I'm jotting this down here today as a kind of complaint, though I have nothing to complain about.  It's just that I feel pressured by the noise of the journalism of poetry - the constant roar of ambitious young author-seekers, the rusty screech of the Fame ferris wheel.  As if writing is all about what lies in front of us, now.  Whereas it sometimes seems to me the mob of scriptorians has it all backwards.  Writing & poetry are not for now, for the daylight.  They are an imaginary escape from the daylight and its noise.  They form a sort of alternate dream-space.  Maybe some explorer will chance upon it centuries later - but for the time being it's not available, there is no public access.  Writing is a sort of revenge against the way things are.

Understood : this is a pretty defeatist-elitist attitude.  A bad attitude. Self-defeating.  The useful poems of social uplift will never emerge from this attitude (though maybe Isaiah's three years of public nakedness in prophetic protest is a sort of photo-negative of what I mean).  Mayhap.  Anyway, it's just a feeling.  Poetry is a sort of scar tissue, a tattoo scratched in pain, a long time ago.

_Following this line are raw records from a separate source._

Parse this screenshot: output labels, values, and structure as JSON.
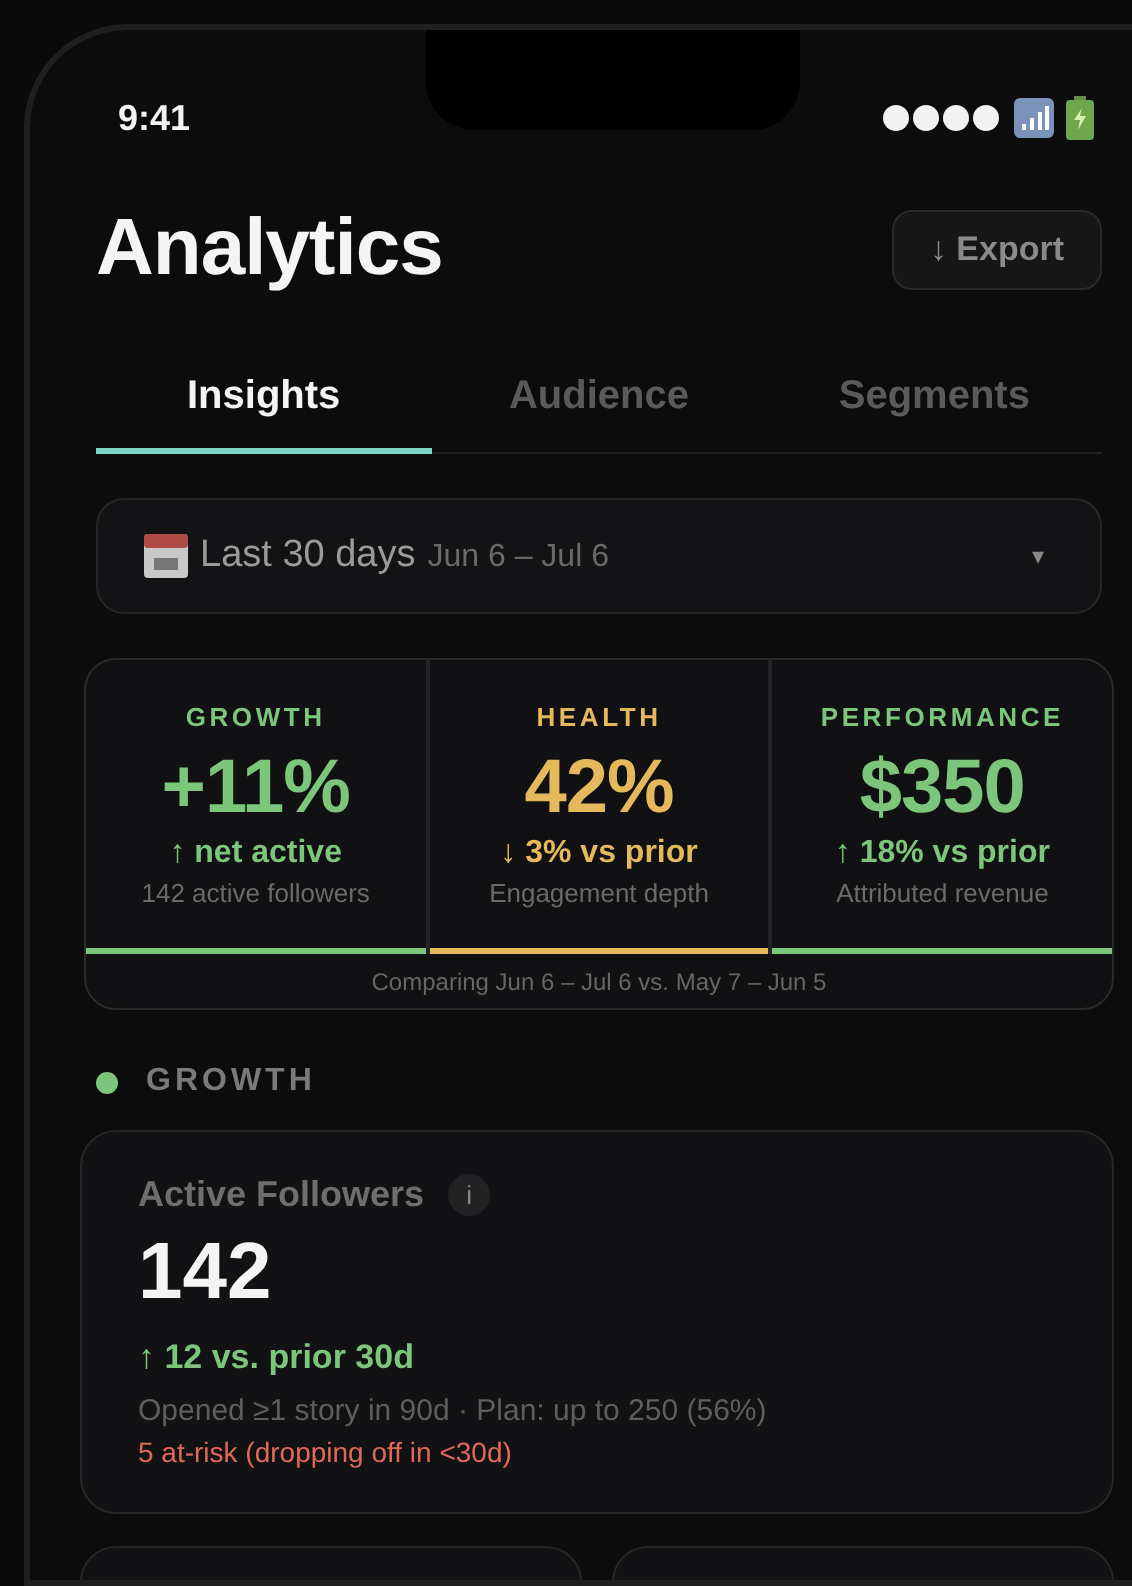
{
  "status_bar": {
    "time": "9:41"
  },
  "header": {
    "title": "Analytics",
    "export_button": "↓ Export"
  },
  "tabs": [
    {
      "label": "Insights",
      "selected": true
    },
    {
      "label": "Audience",
      "selected": false
    },
    {
      "label": "Segments",
      "selected": false
    }
  ],
  "date_range": {
    "label": "Last 30 days",
    "range": "Jun 6 – Jul 6",
    "caret": "▾"
  },
  "metrics": [
    {
      "title": "GROWTH",
      "value": "+11%",
      "change": "↑ net active",
      "caption": "142 active followers",
      "color": "#7bc67b"
    },
    {
      "title": "HEALTH",
      "value": "42%",
      "change": "↓ 3% vs prior",
      "caption": "Engagement depth",
      "color": "#e6b85c"
    },
    {
      "title": "PERFORMANCE",
      "value": "$350",
      "change": "↑ 18% vs prior",
      "caption": "Attributed revenue",
      "color": "#7bc67b"
    }
  ],
  "comparison": "Comparing Jun 6 – Jul 6 vs. May 7 – Jun 5",
  "section": {
    "title": "GROWTH",
    "color": "#7bc67b"
  },
  "follower_card": {
    "title": "Active Followers",
    "info": "i",
    "value": "142",
    "change": "↑ 12 vs. prior 30d",
    "detail": "Opened ≥1 story in 90d · Plan: up to 250 (56%)",
    "warning": "5 at-risk (dropping off in <30d)"
  }
}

Or possibly I'm just discouraged, & resentful.  Bad boy, Henry.

I think of the Bible in this way, and of the haunted authors of the Gospels.  They understood the Bible as the great whale - Melville's gargantuan palimpsest of scar tissue - layer upon layer of memoir and misprision, hint & double-meaning.  & then they - the Gospel writers - tied it all into a knot : the knot of a God-man.  A haunted Personage.... the Person as telos - as ultimate, cosmic "end" (purpose & finality).  Jesus was the "antitype" of all the scrawled prefigurings of the Bible, generation after generation.  The strange fruit of a long memory.  This is the Christian argument, anyway (debatable, of course).  And we are all - all persons, everywhere - minor local antitypes of the high Divine Antitype.

I wish there were, I guess, a critical-philological room somewhere, to get away from the noise of ambitious, aspiring "social media" poets (I'm one of them).   Some occluded garden, very private.  Eugenio Montale's rustling backyard. Very Gongorismo.

Maybe poetry likes to evade all our surveillance systems, promo-megaphones.  Maybe the muse is off the grid.